“Un sogno fatto a Mantova” è uno degli eventi più intensi nel programma di Mantova Capitale Italiana della Cultura 2016. È un progetto espositivo nato da un’idea di Cristiana Collu, direttrice della Galleria Nazionale di Arte Moderna di Roma e membro del Comitato scientifico del Centro Palazzo Te, e curato da Saretto Cincinelli.

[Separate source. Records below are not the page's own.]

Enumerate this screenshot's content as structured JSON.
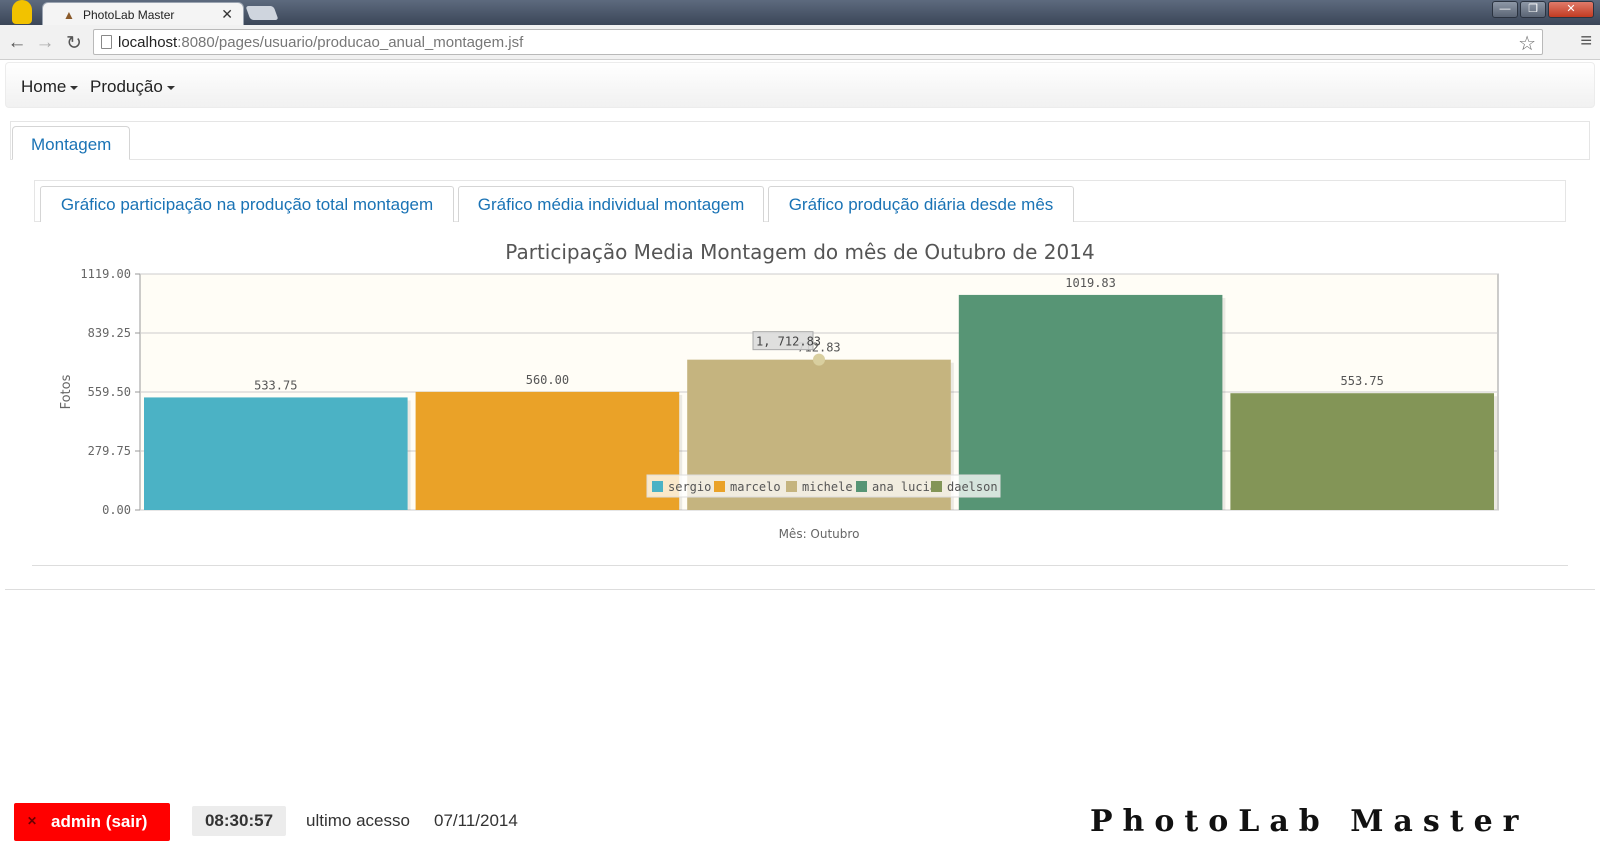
{
  "browser": {
    "tab_title": "PhotoLab Master",
    "tab_close": "✕",
    "url_host": "localhost",
    "url_path": ":8080/pages/usuario/producao_anual_montagem.jsf",
    "back": "←",
    "forward": "→",
    "reload": "↻",
    "star": "☆",
    "menu": "≡",
    "win_min": "—",
    "win_max": "❐",
    "win_close": "✕"
  },
  "navbar": {
    "items": [
      {
        "label": "Home"
      },
      {
        "label": "Produção"
      }
    ]
  },
  "outer_tab": {
    "label": "Montagem"
  },
  "inner_tabs": [
    {
      "label": "Gráfico participação na produção total montagem"
    },
    {
      "label": "Gráfico média individual montagem"
    },
    {
      "label": "Gráfico produção diária desde mês"
    }
  ],
  "chart_data": {
    "type": "bar",
    "title": "Participação Media Montagem do mês de Outubro de 2014",
    "xlabel": "Mês: Outubro",
    "ylabel": "Fotos",
    "ylim": [
      0,
      1119
    ],
    "yticks": [
      "0.00",
      "279.75",
      "559.50",
      "839.25",
      "1119.00"
    ],
    "categories": [
      "sergio",
      "marcelo",
      "michele",
      "ana lucia",
      "daelson"
    ],
    "values": [
      533.75,
      560.0,
      712.83,
      1019.83,
      553.75
    ],
    "value_labels": [
      "533.75",
      "560.00",
      "712.83",
      "1019.83",
      "553.75"
    ],
    "colors": [
      "#4bb2c5",
      "#eaa228",
      "#c5b47f",
      "#579575",
      "#839557"
    ],
    "tooltip": "1, 712.83",
    "legend_position": "bottom-center inside",
    "grid": true
  },
  "footer": {
    "logout_icon": "✕",
    "logout_label": "admin (sair)",
    "clock": "08:30:57",
    "last_access_label": "ultimo acesso",
    "last_access_date": "07/11/2014",
    "brand": "PhotoLab Master"
  }
}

Il progetto, il cui titolo cita un omonimo scritto del poeta Yves Bonnefoy, nasce dall’idea che la città possa essere intesa come luogo e teatro della costruzione della comunità. Si assume che la città, nella sua stessa forma storica, sia una lunga “conversazione” capace di custodire la possibilità di un rapporto profondo e segreto tra parole, persone, cose. Un rapporto che nel caso di Mantova consente di congiungere l’alba rinascimentale della modernità con il contemporaneo.

Il progetto espositivo è concepito in due tempi: il primo inaugurerà l’11 giugno, il secondo, a partire dal 7 settembre, completerà il percorso che si concluderà il 13 novembre 2016 a Palazzo Te, dopo aver coinvolto più estesamente la città e alcuni suoi spazi pubblici (Palazzo d’Arco e Teatro Bibiena).